Tra le ipotesi sul tavolo, c’è anche quella di aumentare la capienza delle celle: «È una cosa a cui ricorro malvolentieri, perché mi porrebbe nella condizione di non poter più rispondere alle esigenze minime dettate del Comitato europeo per la prevenzione della tortura, a causa dello spazio ridotto per ciascun detenuto». Di norma, infatti, le celle ospitano uno o due persone. «In situazioni di emergenza, dovremo aumentare questo numero, senza più poter disporre di celle singole. Si tratta di un impedimento importante, perché in alcuni casi - ad esempio per motivi medici - è necessario poter mettere alcune persone in cella da sole», conclude il direttore Laffranchini.
Una terra di transito
Sequestri come quelli citati i n apertura sono ingenti, ma di certo non inusuali. Lo sa bene Edy Gaffuri, in polizia per 42 anni prima come gendarme, poi come istruttore e ufficiale dei reparti speciali e infine alla testa della Gendarmeria del Mendrisiotto. «È sempre stato così, il Ticino è una terra di transito», ricorda. A cambiare sono i mezzi a disposizione della Polizia e le tecniche dei malviventi. Alcuni carichi vengono scoperti grazie alle inchieste, altri grazie all’intuito, al “fiuto” degli agenti sul territorio». Come successo per esempio sabato. Settanta chilogrammi di cocaina in poco più di una settimana sono un quantitativo ingente, ma Gaffuri avverte: «È un po’ come i furti nei grandi magazzini: sappiamo che solo il 10 percento vengono scoperti. Anche per la droga è così. Non solo in Svizzera ma in tutto il mondo. Per un carico intercettata, altri riescono a passare.
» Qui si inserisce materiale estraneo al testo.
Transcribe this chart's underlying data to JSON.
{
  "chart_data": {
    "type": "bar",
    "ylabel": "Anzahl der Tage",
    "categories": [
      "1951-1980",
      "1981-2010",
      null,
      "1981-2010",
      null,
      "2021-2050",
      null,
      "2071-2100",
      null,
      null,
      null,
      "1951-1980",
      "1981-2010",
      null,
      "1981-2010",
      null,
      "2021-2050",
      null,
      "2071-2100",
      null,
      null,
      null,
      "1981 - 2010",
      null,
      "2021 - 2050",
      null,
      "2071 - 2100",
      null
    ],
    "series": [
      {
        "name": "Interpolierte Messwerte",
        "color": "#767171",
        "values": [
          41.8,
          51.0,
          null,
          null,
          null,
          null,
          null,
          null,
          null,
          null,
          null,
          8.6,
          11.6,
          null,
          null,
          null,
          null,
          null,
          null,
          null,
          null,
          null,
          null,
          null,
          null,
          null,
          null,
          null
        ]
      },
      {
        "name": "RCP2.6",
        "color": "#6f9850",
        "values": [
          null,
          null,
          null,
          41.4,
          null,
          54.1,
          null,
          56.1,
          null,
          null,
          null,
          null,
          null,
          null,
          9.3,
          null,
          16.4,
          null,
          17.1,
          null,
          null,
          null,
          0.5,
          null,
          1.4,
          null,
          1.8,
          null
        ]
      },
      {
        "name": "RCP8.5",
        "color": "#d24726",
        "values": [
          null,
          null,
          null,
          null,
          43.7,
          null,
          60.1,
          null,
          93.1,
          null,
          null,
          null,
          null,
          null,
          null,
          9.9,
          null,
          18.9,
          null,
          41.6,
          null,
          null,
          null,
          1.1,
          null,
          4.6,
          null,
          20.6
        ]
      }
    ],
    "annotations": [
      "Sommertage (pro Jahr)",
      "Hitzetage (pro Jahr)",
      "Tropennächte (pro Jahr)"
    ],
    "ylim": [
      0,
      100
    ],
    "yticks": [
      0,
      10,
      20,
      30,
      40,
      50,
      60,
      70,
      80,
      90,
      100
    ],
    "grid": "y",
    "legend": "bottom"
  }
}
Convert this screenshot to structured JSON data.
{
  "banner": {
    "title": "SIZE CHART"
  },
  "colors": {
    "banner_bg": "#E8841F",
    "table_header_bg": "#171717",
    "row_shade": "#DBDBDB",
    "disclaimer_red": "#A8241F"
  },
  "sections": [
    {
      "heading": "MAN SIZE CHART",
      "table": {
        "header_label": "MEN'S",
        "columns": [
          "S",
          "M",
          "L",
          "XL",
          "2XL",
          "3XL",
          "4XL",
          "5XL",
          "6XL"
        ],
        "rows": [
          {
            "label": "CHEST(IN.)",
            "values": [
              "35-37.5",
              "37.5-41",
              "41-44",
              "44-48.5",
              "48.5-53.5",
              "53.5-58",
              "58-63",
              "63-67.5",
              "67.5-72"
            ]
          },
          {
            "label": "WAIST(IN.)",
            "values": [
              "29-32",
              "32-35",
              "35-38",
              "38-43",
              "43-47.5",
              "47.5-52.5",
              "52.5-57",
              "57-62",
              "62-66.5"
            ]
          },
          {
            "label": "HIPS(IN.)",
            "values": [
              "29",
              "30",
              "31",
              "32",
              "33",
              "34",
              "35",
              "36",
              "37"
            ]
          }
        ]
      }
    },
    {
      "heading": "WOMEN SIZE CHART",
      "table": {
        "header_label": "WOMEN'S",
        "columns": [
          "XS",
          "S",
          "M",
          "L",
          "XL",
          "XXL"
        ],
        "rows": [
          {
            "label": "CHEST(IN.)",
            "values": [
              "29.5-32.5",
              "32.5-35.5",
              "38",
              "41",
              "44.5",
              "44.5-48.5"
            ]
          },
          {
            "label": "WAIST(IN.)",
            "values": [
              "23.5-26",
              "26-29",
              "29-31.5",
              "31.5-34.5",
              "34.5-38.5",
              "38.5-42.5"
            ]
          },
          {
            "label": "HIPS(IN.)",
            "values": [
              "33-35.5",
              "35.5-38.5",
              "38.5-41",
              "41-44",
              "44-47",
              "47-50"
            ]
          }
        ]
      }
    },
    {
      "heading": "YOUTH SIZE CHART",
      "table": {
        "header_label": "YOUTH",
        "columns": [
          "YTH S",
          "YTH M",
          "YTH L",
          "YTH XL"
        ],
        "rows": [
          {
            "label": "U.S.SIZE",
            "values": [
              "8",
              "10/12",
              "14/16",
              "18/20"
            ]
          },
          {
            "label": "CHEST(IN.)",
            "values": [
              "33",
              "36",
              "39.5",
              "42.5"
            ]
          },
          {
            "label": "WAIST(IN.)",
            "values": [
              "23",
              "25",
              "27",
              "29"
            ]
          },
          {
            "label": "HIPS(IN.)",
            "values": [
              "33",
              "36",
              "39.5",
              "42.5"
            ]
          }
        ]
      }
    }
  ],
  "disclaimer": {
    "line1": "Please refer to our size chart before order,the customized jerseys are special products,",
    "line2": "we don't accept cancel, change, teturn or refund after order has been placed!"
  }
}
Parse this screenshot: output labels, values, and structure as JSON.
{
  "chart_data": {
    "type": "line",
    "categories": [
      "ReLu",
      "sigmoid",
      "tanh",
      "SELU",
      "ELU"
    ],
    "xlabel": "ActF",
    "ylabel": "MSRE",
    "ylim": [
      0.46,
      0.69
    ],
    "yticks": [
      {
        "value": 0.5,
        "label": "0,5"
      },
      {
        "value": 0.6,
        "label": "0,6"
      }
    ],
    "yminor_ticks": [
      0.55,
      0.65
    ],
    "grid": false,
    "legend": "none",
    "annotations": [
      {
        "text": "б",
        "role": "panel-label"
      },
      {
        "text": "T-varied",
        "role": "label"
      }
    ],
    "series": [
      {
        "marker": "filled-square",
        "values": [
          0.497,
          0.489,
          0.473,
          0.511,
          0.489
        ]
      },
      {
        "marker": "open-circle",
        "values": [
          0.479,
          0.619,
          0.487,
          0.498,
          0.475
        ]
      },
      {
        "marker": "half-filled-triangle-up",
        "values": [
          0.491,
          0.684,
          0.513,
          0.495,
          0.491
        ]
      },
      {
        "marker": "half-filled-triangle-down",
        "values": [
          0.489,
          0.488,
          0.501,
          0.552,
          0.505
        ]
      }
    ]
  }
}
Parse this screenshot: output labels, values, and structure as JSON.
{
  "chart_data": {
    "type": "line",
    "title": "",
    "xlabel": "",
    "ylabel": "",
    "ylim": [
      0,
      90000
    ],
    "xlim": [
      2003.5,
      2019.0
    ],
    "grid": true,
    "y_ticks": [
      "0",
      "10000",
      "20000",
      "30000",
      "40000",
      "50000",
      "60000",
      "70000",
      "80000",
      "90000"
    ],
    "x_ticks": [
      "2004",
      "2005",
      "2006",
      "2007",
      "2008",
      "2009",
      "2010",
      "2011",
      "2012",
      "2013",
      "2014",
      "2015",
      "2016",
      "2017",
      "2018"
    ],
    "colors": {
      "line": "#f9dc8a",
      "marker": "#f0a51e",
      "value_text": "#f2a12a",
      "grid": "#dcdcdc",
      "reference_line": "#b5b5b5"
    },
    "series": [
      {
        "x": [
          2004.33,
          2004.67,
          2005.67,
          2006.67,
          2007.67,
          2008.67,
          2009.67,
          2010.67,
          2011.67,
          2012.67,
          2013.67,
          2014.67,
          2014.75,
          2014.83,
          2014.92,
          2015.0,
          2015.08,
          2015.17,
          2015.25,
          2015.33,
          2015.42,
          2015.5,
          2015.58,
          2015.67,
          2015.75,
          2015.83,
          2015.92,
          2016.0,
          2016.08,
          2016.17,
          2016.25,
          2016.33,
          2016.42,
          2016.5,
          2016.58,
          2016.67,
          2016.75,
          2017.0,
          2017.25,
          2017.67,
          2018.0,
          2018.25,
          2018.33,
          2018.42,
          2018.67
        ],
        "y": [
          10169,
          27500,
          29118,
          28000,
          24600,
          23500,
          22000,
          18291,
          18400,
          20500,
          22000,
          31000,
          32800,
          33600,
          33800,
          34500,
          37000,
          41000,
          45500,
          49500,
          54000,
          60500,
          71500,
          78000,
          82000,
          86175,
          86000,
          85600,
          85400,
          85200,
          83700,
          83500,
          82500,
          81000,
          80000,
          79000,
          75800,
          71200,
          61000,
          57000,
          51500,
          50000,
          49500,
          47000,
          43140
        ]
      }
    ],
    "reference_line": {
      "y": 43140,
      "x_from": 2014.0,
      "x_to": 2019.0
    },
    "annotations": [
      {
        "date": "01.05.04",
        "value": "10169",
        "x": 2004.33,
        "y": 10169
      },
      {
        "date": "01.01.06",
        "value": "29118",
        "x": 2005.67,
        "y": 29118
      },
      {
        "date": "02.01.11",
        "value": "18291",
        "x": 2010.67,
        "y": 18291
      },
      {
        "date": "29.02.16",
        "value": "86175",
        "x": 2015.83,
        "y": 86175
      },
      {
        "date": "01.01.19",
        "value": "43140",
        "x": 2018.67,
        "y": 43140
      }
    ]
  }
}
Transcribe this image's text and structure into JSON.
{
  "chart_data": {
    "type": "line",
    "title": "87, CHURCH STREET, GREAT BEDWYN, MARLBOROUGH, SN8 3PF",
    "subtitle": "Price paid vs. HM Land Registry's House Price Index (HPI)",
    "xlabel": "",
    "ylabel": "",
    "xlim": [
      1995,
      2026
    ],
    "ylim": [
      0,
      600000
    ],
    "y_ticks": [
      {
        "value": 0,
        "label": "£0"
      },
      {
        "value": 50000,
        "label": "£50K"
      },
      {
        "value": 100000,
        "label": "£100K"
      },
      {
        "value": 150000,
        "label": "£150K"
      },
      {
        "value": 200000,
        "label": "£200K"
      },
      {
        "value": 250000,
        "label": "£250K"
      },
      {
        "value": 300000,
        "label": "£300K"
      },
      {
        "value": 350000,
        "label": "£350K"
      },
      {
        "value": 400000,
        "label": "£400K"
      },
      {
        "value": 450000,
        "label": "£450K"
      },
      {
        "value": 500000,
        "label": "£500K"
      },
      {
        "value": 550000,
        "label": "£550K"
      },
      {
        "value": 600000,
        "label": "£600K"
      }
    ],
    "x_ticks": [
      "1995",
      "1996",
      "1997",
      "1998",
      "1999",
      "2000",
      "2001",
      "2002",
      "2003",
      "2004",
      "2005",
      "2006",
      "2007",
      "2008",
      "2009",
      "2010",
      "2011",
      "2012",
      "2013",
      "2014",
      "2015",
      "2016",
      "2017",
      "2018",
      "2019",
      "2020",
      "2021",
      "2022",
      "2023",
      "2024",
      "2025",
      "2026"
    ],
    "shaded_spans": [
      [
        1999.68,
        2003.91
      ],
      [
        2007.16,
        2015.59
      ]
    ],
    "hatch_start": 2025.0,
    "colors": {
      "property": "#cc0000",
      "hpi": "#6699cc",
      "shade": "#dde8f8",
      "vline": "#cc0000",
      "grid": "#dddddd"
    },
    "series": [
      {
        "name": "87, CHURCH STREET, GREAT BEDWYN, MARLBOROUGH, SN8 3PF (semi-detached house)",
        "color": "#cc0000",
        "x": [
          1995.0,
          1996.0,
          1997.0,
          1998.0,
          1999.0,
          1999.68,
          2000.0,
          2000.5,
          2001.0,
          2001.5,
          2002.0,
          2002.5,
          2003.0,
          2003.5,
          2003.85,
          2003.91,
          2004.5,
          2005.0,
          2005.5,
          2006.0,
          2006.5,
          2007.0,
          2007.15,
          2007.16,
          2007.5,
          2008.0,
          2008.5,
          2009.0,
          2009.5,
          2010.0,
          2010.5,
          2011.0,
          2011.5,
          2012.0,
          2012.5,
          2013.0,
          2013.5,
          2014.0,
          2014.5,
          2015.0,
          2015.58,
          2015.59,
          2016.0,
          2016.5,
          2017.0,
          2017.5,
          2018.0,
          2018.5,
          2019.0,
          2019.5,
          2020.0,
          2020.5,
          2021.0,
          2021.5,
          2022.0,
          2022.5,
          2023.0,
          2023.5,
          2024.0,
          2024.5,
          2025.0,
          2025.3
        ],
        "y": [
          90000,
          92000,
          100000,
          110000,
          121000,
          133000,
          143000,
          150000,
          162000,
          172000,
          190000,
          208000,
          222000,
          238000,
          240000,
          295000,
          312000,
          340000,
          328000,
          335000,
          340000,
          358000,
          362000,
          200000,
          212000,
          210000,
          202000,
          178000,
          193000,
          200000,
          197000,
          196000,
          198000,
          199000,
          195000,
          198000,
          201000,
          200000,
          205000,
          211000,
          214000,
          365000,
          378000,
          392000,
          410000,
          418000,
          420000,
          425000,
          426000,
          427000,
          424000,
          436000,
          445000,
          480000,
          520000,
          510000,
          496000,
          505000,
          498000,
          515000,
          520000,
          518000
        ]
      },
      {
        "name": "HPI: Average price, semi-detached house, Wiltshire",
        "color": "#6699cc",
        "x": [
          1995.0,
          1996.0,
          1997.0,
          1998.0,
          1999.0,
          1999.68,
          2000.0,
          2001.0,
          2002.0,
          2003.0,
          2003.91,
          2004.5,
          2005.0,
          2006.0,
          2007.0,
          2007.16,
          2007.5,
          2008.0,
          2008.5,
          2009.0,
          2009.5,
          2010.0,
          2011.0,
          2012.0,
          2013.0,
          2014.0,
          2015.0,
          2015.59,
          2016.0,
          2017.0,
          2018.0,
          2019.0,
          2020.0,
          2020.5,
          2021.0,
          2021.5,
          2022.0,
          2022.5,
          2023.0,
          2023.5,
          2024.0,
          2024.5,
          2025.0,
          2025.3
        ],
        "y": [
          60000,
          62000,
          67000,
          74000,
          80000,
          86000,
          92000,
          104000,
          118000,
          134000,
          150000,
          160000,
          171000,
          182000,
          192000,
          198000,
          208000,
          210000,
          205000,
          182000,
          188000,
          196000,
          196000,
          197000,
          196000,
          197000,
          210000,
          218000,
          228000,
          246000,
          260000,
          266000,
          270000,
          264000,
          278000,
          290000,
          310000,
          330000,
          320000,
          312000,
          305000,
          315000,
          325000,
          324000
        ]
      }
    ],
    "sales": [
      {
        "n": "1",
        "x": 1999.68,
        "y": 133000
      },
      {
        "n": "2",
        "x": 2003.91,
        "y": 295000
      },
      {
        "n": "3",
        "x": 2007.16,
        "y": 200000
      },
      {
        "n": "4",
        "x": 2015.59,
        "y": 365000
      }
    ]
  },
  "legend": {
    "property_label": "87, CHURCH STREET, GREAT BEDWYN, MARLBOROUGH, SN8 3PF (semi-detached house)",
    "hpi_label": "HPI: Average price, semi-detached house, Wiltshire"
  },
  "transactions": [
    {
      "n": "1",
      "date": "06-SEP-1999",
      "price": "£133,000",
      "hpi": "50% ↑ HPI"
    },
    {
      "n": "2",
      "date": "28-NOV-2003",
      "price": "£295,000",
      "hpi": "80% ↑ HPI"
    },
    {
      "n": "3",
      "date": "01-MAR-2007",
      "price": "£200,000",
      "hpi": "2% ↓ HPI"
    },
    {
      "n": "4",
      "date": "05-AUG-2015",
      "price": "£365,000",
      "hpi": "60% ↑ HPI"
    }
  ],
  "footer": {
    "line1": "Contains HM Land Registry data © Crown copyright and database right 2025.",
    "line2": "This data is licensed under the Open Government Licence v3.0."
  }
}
Ci sono periodi in cui Polizia e Guardie di confine riescono ad attuare diversi sequestri e altri più di magra». Che si tratti di sostanza destinata al Ticino piuttosto che alle piazze di spaccio europee, un ruolo importante lo rivestono i “muli” ossia coloro che la trasportano. «Soprattutto nei periodi di crisi economica e finanziaria, le organizzazioni che gestiscono questi traffici (che stanno bene), trovano persone in difficoltà da reclutare». Il tutto per un compenso promesso tra i 500 e i 1.000 euro al mese.